Минутное молчание, будто мы на похоронах. Понимаю, что ей неудобно от любого моего проявления заботы — будь то дорогой подарок или банальные слова поддержки — но эта реакция для меня бесценна. Покраснения на лице. Взгляд, постоянно играющий со мной а прятки — он прячется, а я ищу из раза в раз.
Каждое неосознанное действие Полины оживляет все мои органы чувств — и меня целиком.
—Стас, я не знаю, как тебя… Как тебя благодарить за всё, что ты делаешь для меня,— с трудом выдавливает она.
—Перестань меня благодарить,— я сдержанно улыбаюсь, краем глаза поглядывая на неё.— Давай с тобой договоримся раз и навсегда — мы будем придерживаться модели отношений, где мужчина берёт на себя главную роль и решает все проблемы.
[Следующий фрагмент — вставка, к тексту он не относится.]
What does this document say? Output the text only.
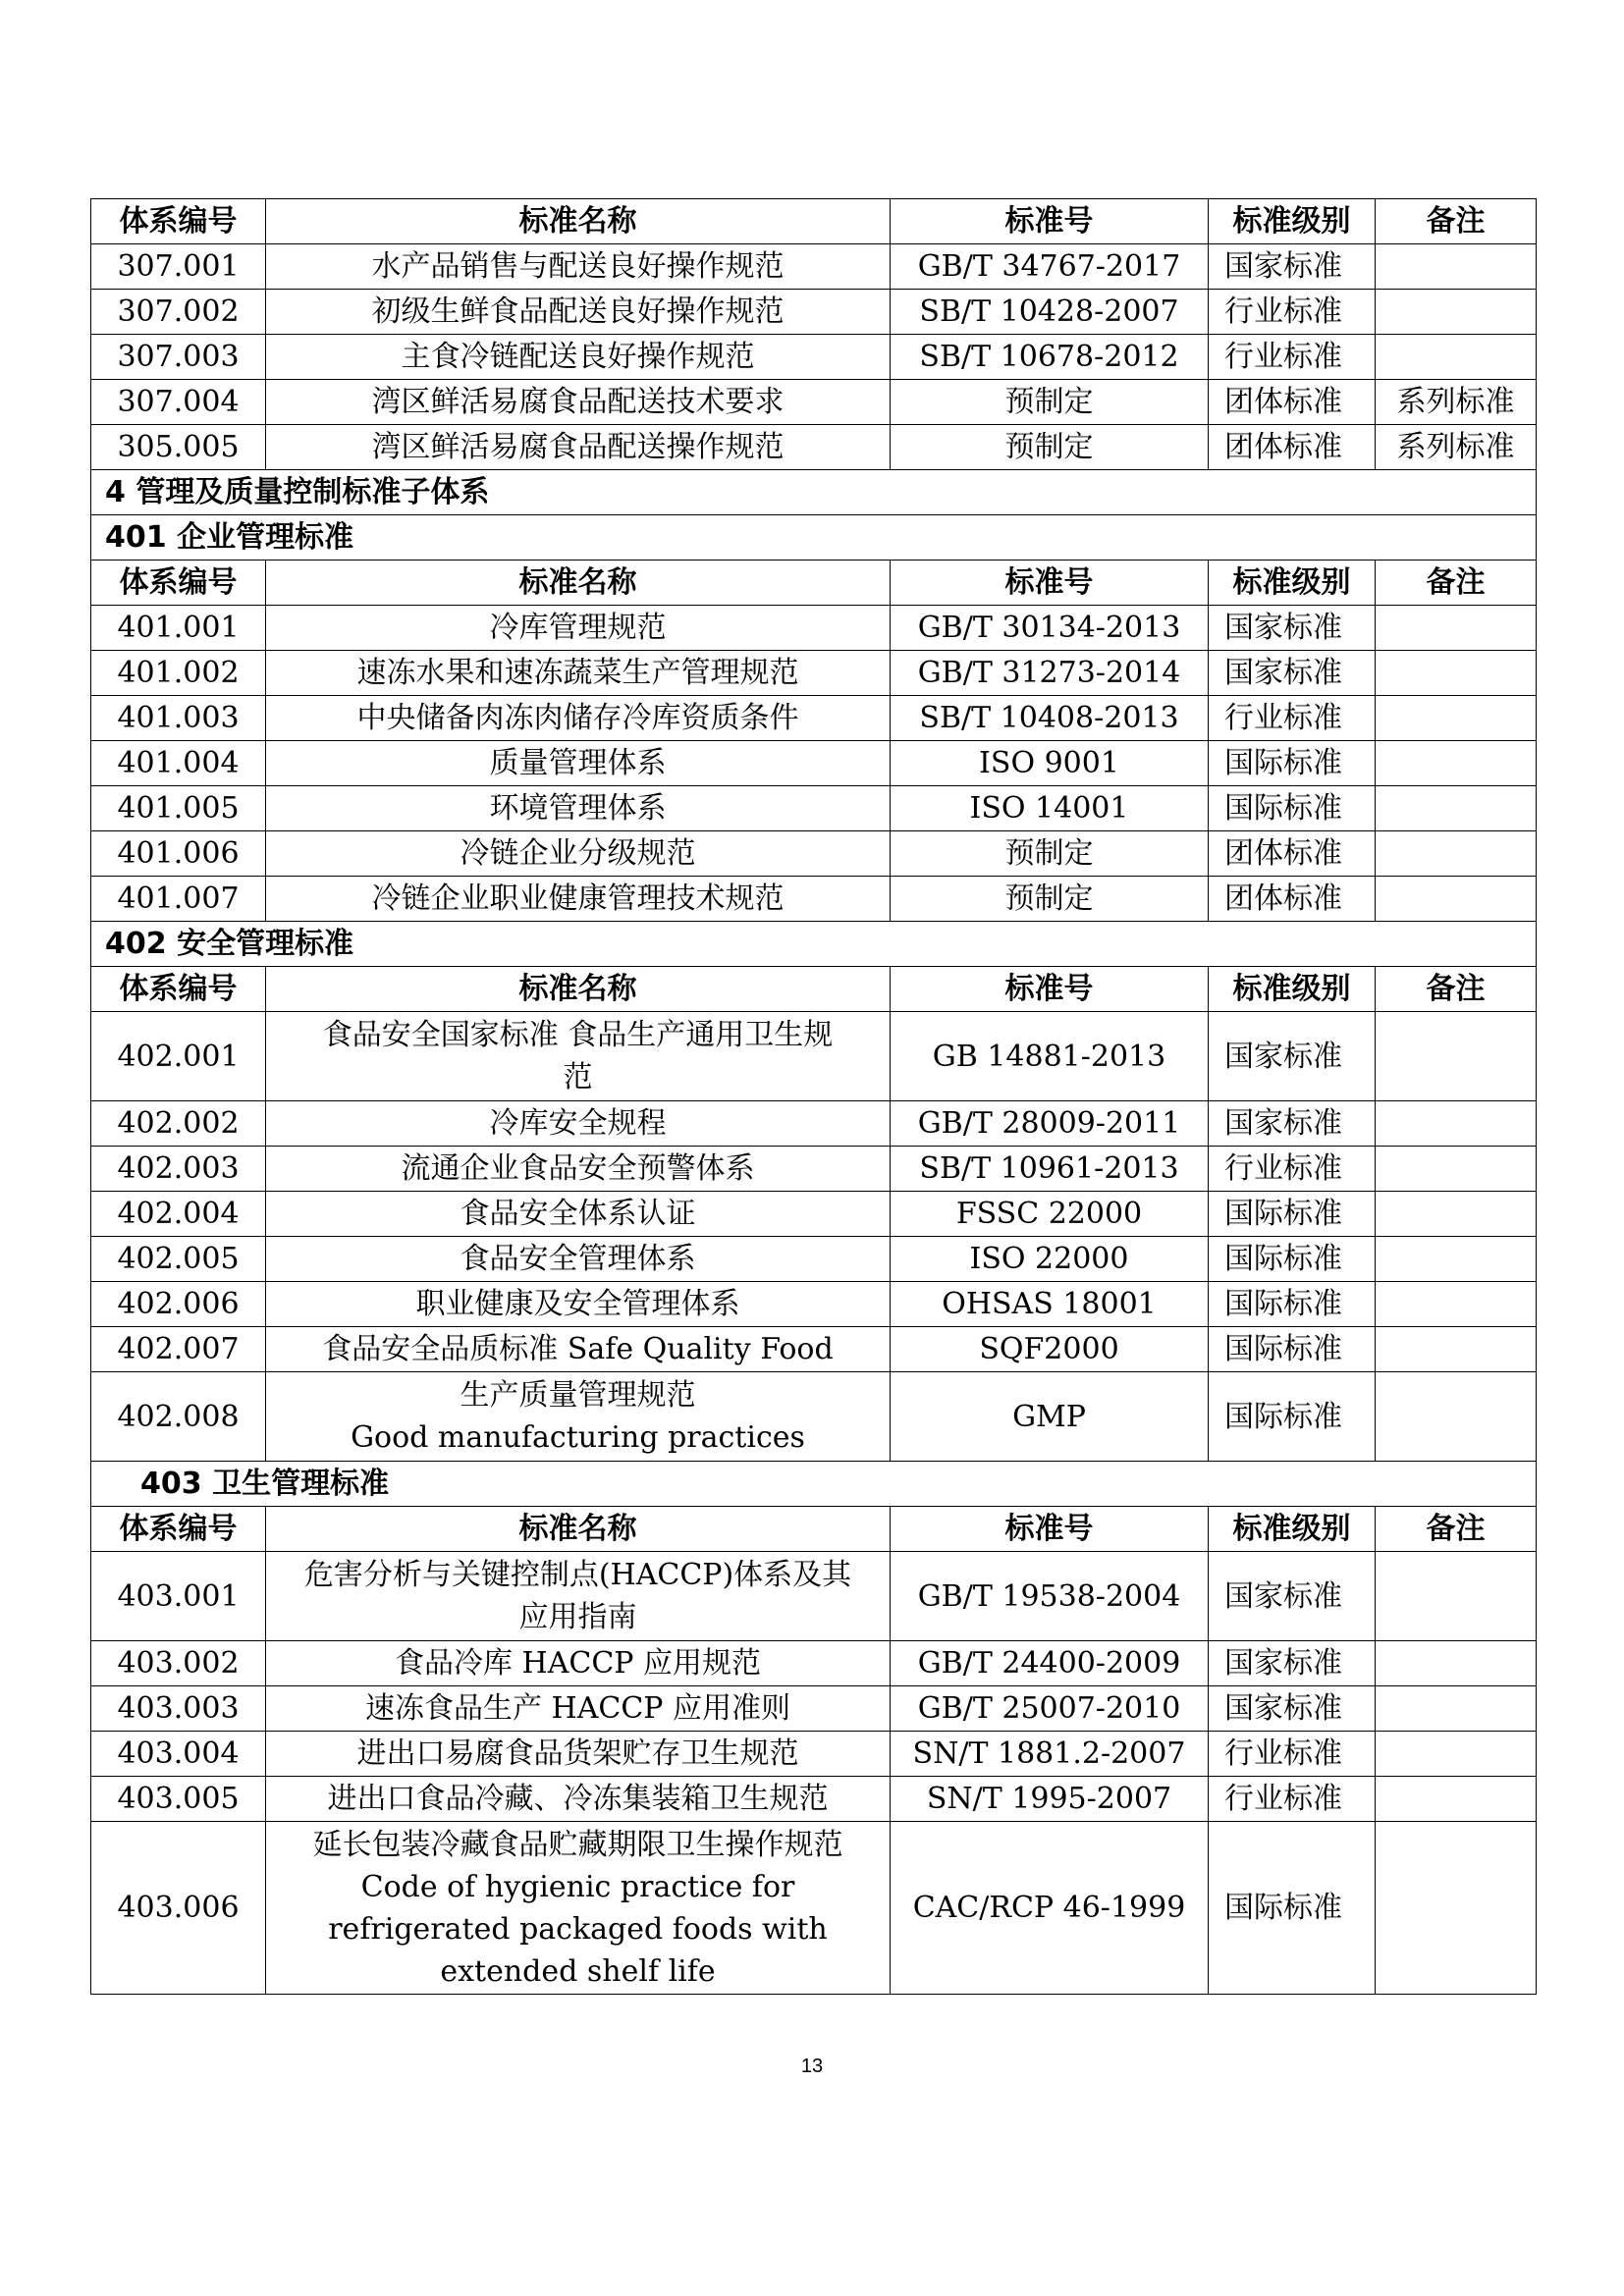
体系编号	标准名称	标准号	标准级别	备注
307.001	水产品销售与配送良好操作规范	GB/T 34767-2017	国家标准	
307.002	初级生鲜食品配送良好操作规范	SB/T 10428-2007	行业标准	
307.003	主食冷链配送良好操作规范	SB/T 10678-2012	行业标准	
307.004	湾区鲜活易腐食品配送技术要求	预制定	团体标准	系列标准
305.005	湾区鲜活易腐食品配送操作规范	预制定	团体标准	系列标准
4 管理及质量控制标准子体系				
401 企业管理标准				
体系编号	标准名称	标准号	标准级别	备注
401.001	冷库管理规范	GB/T 30134-2013	国家标准	
401.002	速冻水果和速冻蔬菜生产管理规范	GB/T 31273-2014	国家标准	
401.003	中央储备肉冻肉储存冷库资质条件	SB/T 10408-2013	行业标准	
401.004	质量管理体系	ISO 9001	国际标准	
401.005	环境管理体系	ISO 14001	国际标准	
401.006	冷链企业分级规范	预制定	团体标准	
401.007	冷链企业职业健康管理技术规范	预制定	团体标准	
402 安全管理标准				
体系编号	标准名称	标准号	标准级别	备注
402.001	食品安全国家标准 食品生产通用卫生规
范	GB 14881-2013	国家标准	
402.002	冷库安全规程	GB/T 28009-2011	国家标准	
402.003	流通企业食品安全预警体系	SB/T 10961-2013	行业标准	
402.004	食品安全体系认证	FSSC 22000	国际标准	
402.005	食品安全管理体系	ISO 22000	国际标准	
402.006	职业健康及安全管理体系	OHSAS 18001	国际标准	
402.007	食品安全品质标准 Safe Quality Food	SQF2000	国际标准	
402.008	生产质量管理规范
Good manufacturing practices	GMP	国际标准	
403 卫生管理标准				
体系编号	标准名称	标准号	标准级别	备注
403.001	危害分析与关键控制点(HACCP)体系及其
应用指南	GB/T 19538-2004	国家标准	
403.002	食品冷库 HACCP 应用规范	GB/T 24400-2009	国家标准	
403.003	速冻食品生产 HACCP 应用准则	GB/T 25007-2010	国家标准	
403.004	进出口易腐食品货架贮存卫生规范	SN/T 1881.2-2007	行业标准	
403.005	进出口食品冷藏、冷冻集装箱卫生规范	SN/T 1995-2007	行业标准	
403.006	延长包装冷藏食品贮藏期限卫生操作规范
Code of hygienic practice for
refrigerated packaged foods with
extended shelf life	CAC/RCP 46-1999	国际标准	
13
Из нас двоих мужчина я — и для меня всё это само собой разумеющееся.
Сотни людей в моём подчинении — и обычно я ни с кем не церемонюсь, не подбираю слова, не вхожу в положение. А с ней по-другому — впервые, будто боюсь ранить громким дыханием, поэтому лучше буду тренировать его или вовсе перестану дышать.
Она отправила меня в нокаут, даже не поднимая хиленькой руки.
—Я ничего не требую взамен. Разве что,— говорю я и сразу же замолкаю, чтобы немного повысить девчачий интерес.
—Что?..
—Почаще улыбайся. И доверяй мне. Пока что это сложно, но со временем ты привыкнешь.
Котёнку сложно доверять кому бы то ни было после того, как ему переломали лапы — и она точно в таком же положении, не может сразу же поверить в искренность моих намерений. Остаётся только доказывать любыми действиями, что я — надёжный мужчина, который никому не позволить её обидеть.
Чёрт, эти постоянные мысли о ней — эти непрекращающиеся мысли о ней просто обгладывают мои кости изнутри, словно стая голодных волков. В редкие моменты просветления — как сейчас — меня беспокоит нездоровый интерес к Полине. Но это беспокойство длится всего несколько минут. А потом — как и всё остальное время — вопреки всему я самолично его только увеличиваю.
Когда подъезжаю к дому Полины, плавно останавливаю машину.
—Приехали, можешь бежать.
—А ты будешь скучать?— на одном дыхании выпаливает Полина.
—Я уже по тебе скучаю, принцесса. Но я постараюсь приезжать к тебе как можно чаще. Ты же разрешишь баловать себя иногда?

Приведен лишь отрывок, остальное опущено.